Hugging Face Hub

What is the Hugging Face hub

The Hugging Face Hub is a model and dataset sharing platform which is widely used in the AI community. It allows to freely upload, share and download models and datasets, directly in your code in a very convenient way. Its interactions rely on an open-source Python package named huggingface_hub. As it works seamlessly in the Hugging Face ecosystem, especially the Transformers or Diffusers libraries, it stood out and became one of the preferred way to openly share and download models.

Now when downloading a Transformer model, you will need to also download its associated tokenizer to be able to “dialog” with it. Likewise, if you want to share one of your models, you will need to share its tokenizer too for people to be able to use it. MidiTok allows you to push and download tokenizers in similar way to what is done in the Hugging Face Transformers library.

How MidiTok interoperates with the hub

Internally, MidiTok relies on the huggingface_hub.ModelHubMixin component. It implements the same methods commonly used in the Hugging Face ecosystem. Note that:

miditok.MusicTokenizer.from_pretrained(pretrained_model_name_or_path: str | Path, *, force_download: bool = False, token: bool | str | None = None, cache_dir: str | Path | None = None, local_files_only: bool = False, revision: str | None = None, **model_kwargs) T

Download a model from the Huggingface Hub and instantiate it.

Args:
pretrained_model_name_or_path (str, Path):
  • Either the model_id (string) of a model hosted on the Hub, e.g. bigscience/bloom.

  • Or a path to a directory containing model weights saved using

    [~transformers.PreTrainedModel.save_pretrained], e.g., ../path/to/my_model_directory/.

revision (str, optional):

Revision of the model on the Hub. Can be a branch name, a git tag or any commit id. Defaults to the latest commit on main branch.

force_download (bool, optional, defaults to False):

Whether to force (re-)downloading the model weights and configuration files from the Hub, overriding the existing cache.

token (str or bool, optional):

The token to use as HTTP bearer authorization for remote files.

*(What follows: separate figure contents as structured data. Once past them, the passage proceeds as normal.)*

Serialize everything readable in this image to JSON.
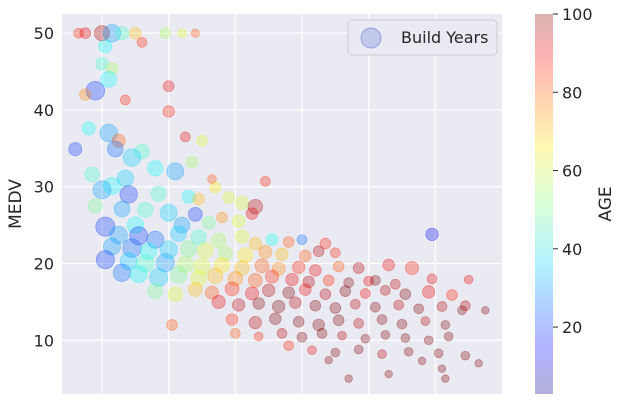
{
  "chart_data": {
    "type": "scatter",
    "title": "",
    "xlabel": "",
    "ylabel": "MEDV",
    "xlim": [
      -1.2,
      12.0
    ],
    "ylim": [
      3,
      52.5
    ],
    "yticks": [
      10,
      20,
      30,
      40,
      50
    ],
    "xticks_hidden": [
      0,
      2,
      4,
      6,
      8,
      10
    ],
    "grid": true,
    "legend": {
      "label": "Build Years",
      "placement": "top-right"
    },
    "colorbar": {
      "label": "AGE",
      "colormap": "jet",
      "alpha": 0.3,
      "min": 2.9,
      "max": 100,
      "ticks": [
        20,
        40,
        60,
        80,
        100
      ]
    },
    "size_note": "marker size = population / 100",
    "series": [
      {
        "name": "Build Years",
        "points": [
          [
            0.0,
            50.0,
            95,
            1200
          ],
          [
            0.3,
            50.0,
            30,
            1600
          ],
          [
            0.6,
            50.0,
            45,
            900
          ],
          [
            1.0,
            50.0,
            70,
            700
          ],
          [
            -0.7,
            50.0,
            85,
            500
          ],
          [
            1.9,
            50.0,
            55,
            600
          ],
          [
            2.4,
            50.0,
            60,
            400
          ],
          [
            2.8,
            50.0,
            80,
            350
          ],
          [
            -0.5,
            50.0,
            90,
            600
          ],
          [
            0.1,
            48.3,
            40,
            900
          ],
          [
            1.2,
            48.8,
            85,
            500
          ],
          [
            0.0,
            46.0,
            45,
            800
          ],
          [
            0.3,
            45.4,
            55,
            700
          ],
          [
            0.2,
            44.0,
            40,
            1300
          ],
          [
            -0.2,
            42.5,
            20,
            1800
          ],
          [
            -0.5,
            42.0,
            75,
            700
          ],
          [
            0.7,
            41.3,
            85,
            500
          ],
          [
            2.0,
            43.1,
            90,
            600
          ],
          [
            2.0,
            39.8,
            85,
            700
          ],
          [
            -0.4,
            37.6,
            40,
            900
          ],
          [
            0.2,
            37.0,
            30,
            1600
          ],
          [
            0.5,
            36.0,
            80,
            900
          ],
          [
            -0.8,
            34.9,
            20,
            900
          ],
          [
            0.4,
            34.9,
            25,
            1300
          ],
          [
            1.2,
            34.6,
            45,
            1100
          ],
          [
            0.9,
            33.8,
            35,
            1600
          ],
          [
            1.6,
            32.4,
            40,
            1200
          ],
          [
            2.2,
            32.0,
            30,
            1500
          ],
          [
            2.7,
            33.2,
            55,
            700
          ],
          [
            3.0,
            36.0,
            60,
            600
          ],
          [
            2.5,
            36.5,
            90,
            500
          ],
          [
            -0.3,
            31.6,
            45,
            1100
          ],
          [
            0.7,
            31.1,
            35,
            1400
          ],
          [
            0.3,
            30.1,
            40,
            1500
          ],
          [
            0.0,
            29.6,
            30,
            1700
          ],
          [
            0.8,
            29.0,
            20,
            1600
          ],
          [
            1.7,
            29.1,
            45,
            1200
          ],
          [
            2.6,
            28.7,
            40,
            900
          ],
          [
            2.9,
            28.4,
            70,
            700
          ],
          [
            3.4,
            29.9,
            65,
            600
          ],
          [
            3.8,
            28.6,
            60,
            700
          ],
          [
            4.2,
            27.9,
            60,
            900
          ],
          [
            4.9,
            30.7,
            85,
            500
          ],
          [
            3.3,
            31.0,
            80,
            400
          ],
          [
            -0.2,
            27.5,
            50,
            1000
          ],
          [
            0.6,
            27.1,
            30,
            1300
          ],
          [
            1.3,
            27.0,
            45,
            1200
          ],
          [
            2.0,
            26.6,
            35,
            1500
          ],
          [
            2.8,
            26.4,
            20,
            1000
          ],
          [
            1.0,
            25.0,
            40,
            1400
          ],
          [
            0.1,
            24.8,
            20,
            1900
          ],
          [
            2.4,
            25.0,
            30,
            1300
          ],
          [
            3.2,
            25.3,
            50,
            900
          ],
          [
            4.1,
            25.5,
            60,
            800
          ],
          [
            4.5,
            26.5,
            90,
            700
          ],
          [
            3.6,
            26.0,
            75,
            600
          ],
          [
            0.5,
            23.7,
            30,
            1600
          ],
          [
            1.1,
            23.6,
            20,
            1700
          ],
          [
            1.6,
            23.1,
            25,
            1500
          ],
          [
            2.3,
            23.9,
            35,
            1300
          ],
          [
            2.9,
            23.4,
            45,
            1200
          ],
          [
            3.5,
            23.0,
            55,
            1100
          ],
          [
            4.2,
            23.5,
            60,
            900
          ],
          [
            4.6,
            22.6,
            70,
            800
          ],
          [
            5.1,
            23.1,
            40,
            700
          ],
          [
            5.6,
            22.8,
            80,
            600
          ],
          [
            6.0,
            23.1,
            25,
            500
          ],
          [
            6.7,
            22.6,
            85,
            600
          ],
          [
            0.3,
            22.2,
            30,
            1500
          ],
          [
            0.9,
            22.0,
            25,
            1800
          ],
          [
            1.4,
            21.6,
            40,
            1400
          ],
          [
            2.0,
            21.8,
            35,
            1600
          ],
          [
            2.6,
            21.9,
            50,
            1300
          ],
          [
            3.1,
            21.7,
            60,
            1200
          ],
          [
            3.7,
            21.3,
            55,
            1000
          ],
          [
            4.3,
            21.1,
            65,
            1100
          ],
          [
            4.9,
            21.5,
            75,
            900
          ],
          [
            5.4,
            21.2,
            70,
            800
          ],
          [
            6.1,
            21.0,
            80,
            700
          ],
          [
            6.5,
            21.6,
            95,
            600
          ],
          [
            7.0,
            21.4,
            85,
            500
          ],
          [
            0.1,
            20.5,
            20,
            1700
          ],
          [
            0.8,
            20.3,
            35,
            1500
          ],
          [
            1.3,
            20.0,
            45,
            1600
          ],
          [
            1.9,
            20.1,
            30,
            1700
          ],
          [
            2.5,
            19.9,
            55,
            1400
          ],
          [
            3.0,
            19.6,
            60,
            1300
          ],
          [
            3.6,
            19.8,
            65,
            1200
          ],
          [
            4.2,
            19.4,
            70,
            1100
          ],
          [
            4.8,
            19.7,
            80,
            1000
          ],
          [
            5.3,
            19.3,
            75,
            900
          ],
          [
            5.9,
            19.5,
            85,
            800
          ],
          [
            6.4,
            19.1,
            90,
            700
          ],
          [
            7.1,
            19.6,
            80,
            600
          ],
          [
            7.7,
            19.4,
            95,
            600
          ],
          [
            8.6,
            19.8,
            90,
            700
          ],
          [
            9.3,
            19.4,
            85,
            900
          ],
          [
            0.6,
            18.8,
            25,
            1600
          ],
          [
            1.1,
            18.6,
            40,
            1500
          ],
          [
            1.7,
            18.2,
            35,
            1700
          ],
          [
            2.3,
            18.5,
            50,
            1400
          ],
          [
            2.9,
            18.1,
            60,
            1300
          ],
          [
            3.4,
            18.4,
            70,
            1200
          ],
          [
            4.0,
            18.0,
            75,
            1100
          ],
          [
            4.6,
            17.8,
            80,
            1000
          ],
          [
            5.1,
            18.3,
            85,
            900
          ],
          [
            5.7,
            17.9,
            90,
            800
          ],
          [
            6.2,
            17.6,
            95,
            700
          ],
          [
            6.8,
            17.8,
            85,
            600
          ],
          [
            7.4,
            17.5,
            100,
            500
          ],
          [
            8.0,
            17.7,
            90,
            500
          ],
          [
            8.8,
            17.3,
            95,
            500
          ],
          [
            1.6,
            16.4,
            50,
            1200
          ],
          [
            2.2,
            16.0,
            60,
            1100
          ],
          [
            2.8,
            16.6,
            70,
            1000
          ],
          [
            3.3,
            16.2,
            80,
            900
          ],
          [
            3.9,
            16.7,
            85,
            1000
          ],
          [
            4.5,
            16.1,
            90,
            900
          ],
          [
            5.0,
            16.5,
            95,
            800
          ],
          [
            5.6,
            16.2,
            100,
            700
          ],
          [
            6.1,
            16.6,
            90,
            700
          ],
          [
            6.7,
            16.0,
            95,
            600
          ],
          [
            7.3,
            16.4,
            100,
            600
          ],
          [
            7.9,
            16.1,
            90,
            500
          ],
          [
            8.5,
            16.5,
            95,
            500
          ],
          [
            9.1,
            16.0,
            100,
            600
          ],
          [
            9.8,
            16.3,
            90,
            800
          ],
          [
            10.5,
            15.9,
            85,
            600
          ],
          [
            3.5,
            15.0,
            90,
            900
          ],
          [
            4.1,
            14.6,
            95,
            800
          ],
          [
            4.7,
            14.8,
            100,
            700
          ],
          [
            5.3,
            14.4,
            100,
            800
          ],
          [
            5.8,
            14.9,
            95,
            700
          ],
          [
            6.4,
            14.5,
            100,
            600
          ],
          [
            7.0,
            14.2,
            100,
            600
          ],
          [
            7.6,
            14.7,
            95,
            500
          ],
          [
            8.2,
            14.3,
            100,
            500
          ],
          [
            8.9,
            14.6,
            95,
            500
          ],
          [
            9.5,
            14.1,
            100,
            500
          ],
          [
            10.2,
            14.4,
            95,
            500
          ],
          [
            10.8,
            13.9,
            100,
            400
          ],
          [
            11.5,
            13.9,
            100,
            300
          ],
          [
            2.1,
            12.0,
            80,
            600
          ],
          [
            3.9,
            12.7,
            85,
            700
          ],
          [
            4.6,
            12.3,
            95,
            800
          ],
          [
            5.2,
            12.8,
            100,
            700
          ],
          [
            5.9,
            12.4,
            100,
            600
          ],
          [
            6.5,
            12.0,
            100,
            700
          ],
          [
            7.1,
            12.6,
            100,
            600
          ],
          [
            7.7,
            12.2,
            95,
            500
          ],
          [
            8.4,
            12.7,
            100,
            500
          ],
          [
            9.0,
            12.1,
            100,
            500
          ],
          [
            9.7,
            12.5,
            95,
            400
          ],
          [
            10.3,
            12.0,
            100,
            400
          ],
          [
            4.0,
            10.9,
            80,
            500
          ],
          [
            4.7,
            10.5,
            85,
            400
          ],
          [
            5.4,
            10.9,
            95,
            500
          ],
          [
            6.0,
            10.4,
            100,
            500
          ],
          [
            6.6,
            10.9,
            100,
            500
          ],
          [
            7.2,
            10.6,
            95,
            400
          ],
          [
            7.9,
            10.2,
            100,
            400
          ],
          [
            8.5,
            10.7,
            100,
            400
          ],
          [
            9.1,
            10.3,
            100,
            400
          ],
          [
            9.8,
            10.0,
            100,
            400
          ],
          [
            10.4,
            10.5,
            100,
            400
          ],
          [
            5.6,
            9.3,
            85,
            500
          ],
          [
            6.3,
            8.7,
            90,
            400
          ],
          [
            7.0,
            8.4,
            100,
            400
          ],
          [
            7.7,
            8.8,
            100,
            400
          ],
          [
            8.4,
            8.2,
            95,
            400
          ],
          [
            9.2,
            8.5,
            100,
            400
          ],
          [
            10.1,
            8.3,
            100,
            400
          ],
          [
            10.9,
            8.0,
            100,
            400
          ],
          [
            11.3,
            7.0,
            100,
            300
          ],
          [
            6.8,
            7.4,
            100,
            300
          ],
          [
            7.4,
            5.0,
            100,
            300
          ],
          [
            8.6,
            5.6,
            100,
            300
          ],
          [
            9.6,
            7.3,
            100,
            300
          ],
          [
            10.3,
            5.0,
            100,
            300
          ],
          [
            10.2,
            6.3,
            100,
            300
          ],
          [
            9.9,
            23.8,
            15,
            800
          ],
          [
            4.6,
            27.4,
            95,
            1100
          ],
          [
            8.2,
            17.8,
            100,
            500
          ],
          [
            9.9,
            18.0,
            90,
            500
          ],
          [
            10.9,
            14.5,
            95,
            500
          ],
          [
            11.0,
            17.9,
            90,
            400
          ]
        ]
      }
    ]
  }
}
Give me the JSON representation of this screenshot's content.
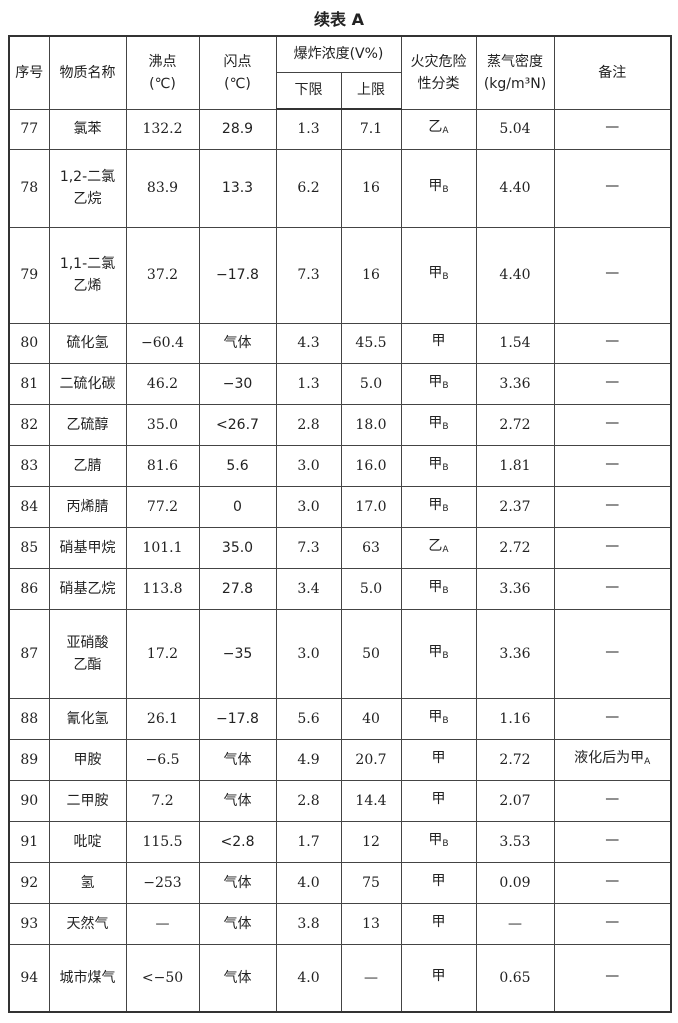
{
  "title": "续表 A",
  "headers": {
    "no": "序号",
    "name": "物质名称",
    "boiling": "沸点",
    "boiling_unit": "(℃)",
    "flash": "闪点",
    "flash_unit": "(℃)",
    "explosive": "爆炸浓度(V%)",
    "lower": "下限",
    "upper": "上限",
    "hazard_1": "火灾危险",
    "hazard_2": "性分类",
    "density": "蒸气密度",
    "density_unit": "(kg/m³N)",
    "remark": "备注"
  },
  "rows": [
    {
      "no": "77",
      "name": [
        "氯苯"
      ],
      "bp": "132.2",
      "fp": "28.9",
      "lo": "1.3",
      "hi": "7.1",
      "hz": "乙",
      "hzs": "A",
      "den": "5.04",
      "rm": "—",
      "rms": ""
    },
    {
      "no": "78",
      "name": [
        "1,2-二氯",
        "乙烷"
      ],
      "bp": "83.9",
      "fp": "13.3",
      "lo": "6.2",
      "hi": "16",
      "hz": "甲",
      "hzs": "B",
      "den": "4.40",
      "rm": "—",
      "rms": ""
    },
    {
      "no": "79",
      "name": [
        "1,1-二氯",
        "乙烯"
      ],
      "bp": "37.2",
      "fp": "−17.8",
      "lo": "7.3",
      "hi": "16",
      "hz": "甲",
      "hzs": "B",
      "den": "4.40",
      "rm": "—",
      "rms": ""
    },
    {
      "no": "80",
      "name": [
        "硫化氢"
      ],
      "bp": "−60.4",
      "fp": "气体",
      "lo": "4.3",
      "hi": "45.5",
      "hz": "甲",
      "hzs": "",
      "den": "1.54",
      "rm": "—",
      "rms": ""
    },
    {
      "no": "81",
      "name": [
        "二硫化碳"
      ],
      "bp": "46.2",
      "fp": "−30",
      "lo": "1.3",
      "hi": "5.0",
      "hz": "甲",
      "hzs": "B",
      "den": "3.36",
      "rm": "—",
      "rms": ""
    },
    {
      "no": "82",
      "name": [
        "乙硫醇"
      ],
      "bp": "35.0",
      "fp": "<26.7",
      "lo": "2.8",
      "hi": "18.0",
      "hz": "甲",
      "hzs": "B",
      "den": "2.72",
      "rm": "—",
      "rms": ""
    },
    {
      "no": "83",
      "name": [
        "乙腈"
      ],
      "bp": "81.6",
      "fp": "5.6",
      "lo": "3.0",
      "hi": "16.0",
      "hz": "甲",
      "hzs": "B",
      "den": "1.81",
      "rm": "—",
      "rms": ""
    },
    {
      "no": "84",
      "name": [
        "丙烯腈"
      ],
      "bp": "77.2",
      "fp": "0",
      "lo": "3.0",
      "hi": "17.0",
      "hz": "甲",
      "hzs": "B",
      "den": "2.37",
      "rm": "—",
      "rms": ""
    },
    {
      "no": "85",
      "name": [
        "硝基甲烷"
      ],
      "bp": "101.1",
      "fp": "35.0",
      "lo": "7.3",
      "hi": "63",
      "hz": "乙",
      "hzs": "A",
      "den": "2.72",
      "rm": "—",
      "rms": ""
    },
    {
      "no": "86",
      "name": [
        "硝基乙烷"
      ],
      "bp": "113.8",
      "fp": "27.8",
      "lo": "3.4",
      "hi": "5.0",
      "hz": "甲",
      "hzs": "B",
      "den": "3.36",
      "rm": "—",
      "rms": ""
    },
    {
      "no": "87",
      "name": [
        "亚硝酸",
        "乙酯"
      ],
      "bp": "17.2",
      "fp": "−35",
      "lo": "3.0",
      "hi": "50",
      "hz": "甲",
      "hzs": "B",
      "den": "3.36",
      "rm": "—",
      "rms": ""
    },
    {
      "no": "88",
      "name": [
        "氰化氢"
      ],
      "bp": "26.1",
      "fp": "−17.8",
      "lo": "5.6",
      "hi": "40",
      "hz": "甲",
      "hzs": "B",
      "den": "1.16",
      "rm": "—",
      "rms": ""
    },
    {
      "no": "89",
      "name": [
        "甲胺"
      ],
      "bp": "−6.5",
      "fp": "气体",
      "lo": "4.9",
      "hi": "20.7",
      "hz": "甲",
      "hzs": "",
      "den": "2.72",
      "rm": "液化后为甲",
      "rms": "A"
    },
    {
      "no": "90",
      "name": [
        "二甲胺"
      ],
      "bp": "7.2",
      "fp": "气体",
      "lo": "2.8",
      "hi": "14.4",
      "hz": "甲",
      "hzs": "",
      "den": "2.07",
      "rm": "—",
      "rms": ""
    },
    {
      "no": "91",
      "name": [
        "吡啶"
      ],
      "bp": "115.5",
      "fp": "<2.8",
      "lo": "1.7",
      "hi": "12",
      "hz": "甲",
      "hzs": "B",
      "den": "3.53",
      "rm": "—",
      "rms": ""
    },
    {
      "no": "92",
      "name": [
        "氢"
      ],
      "bp": "−253",
      "fp": "气体",
      "lo": "4.0",
      "hi": "75",
      "hz": "甲",
      "hzs": "",
      "den": "0.09",
      "rm": "—",
      "rms": ""
    },
    {
      "no": "93",
      "name": [
        "天然气"
      ],
      "bp": "—",
      "fp": "气体",
      "lo": "3.8",
      "hi": "13",
      "hz": "甲",
      "hzs": "",
      "den": "—",
      "rm": "—",
      "rms": ""
    },
    {
      "no": "94",
      "name": [
        "城市煤气"
      ],
      "bp": "<−50",
      "fp": "气体",
      "lo": "4.0",
      "hi": "—",
      "hz": "甲",
      "hzs": "",
      "den": "0.65",
      "rm": "—",
      "rms": ""
    }
  ]
}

By default, it will use the token cached when running hf auth login.

cache_dir (str, Path, optional):

Path to the folder where cached files are stored.

local_files_only (bool, optional, defaults to False):

If True, avoid downloading the file and return the path to the local cached file if it exists.

model_kwargs (dict, optional):

Additional kwargs to pass to the model during initialization.

miditok.MusicTokenizer.save_pretrained(self, save_directory: str | Path, *, repo_id: str | None = None, push_to_hub: bool = False, **push_to_hub_kwargs) str | None

Save the tokenizer in local a directory.

Overridden from huggingface_hub.ModelHubMixin. Since v0.21 this method will automatically save self.config on after calling self._save_pretrained, which is unnecessary in our case.

Parameters:
  • save_directory – Path to directory in which the model weights and configuration will be saved.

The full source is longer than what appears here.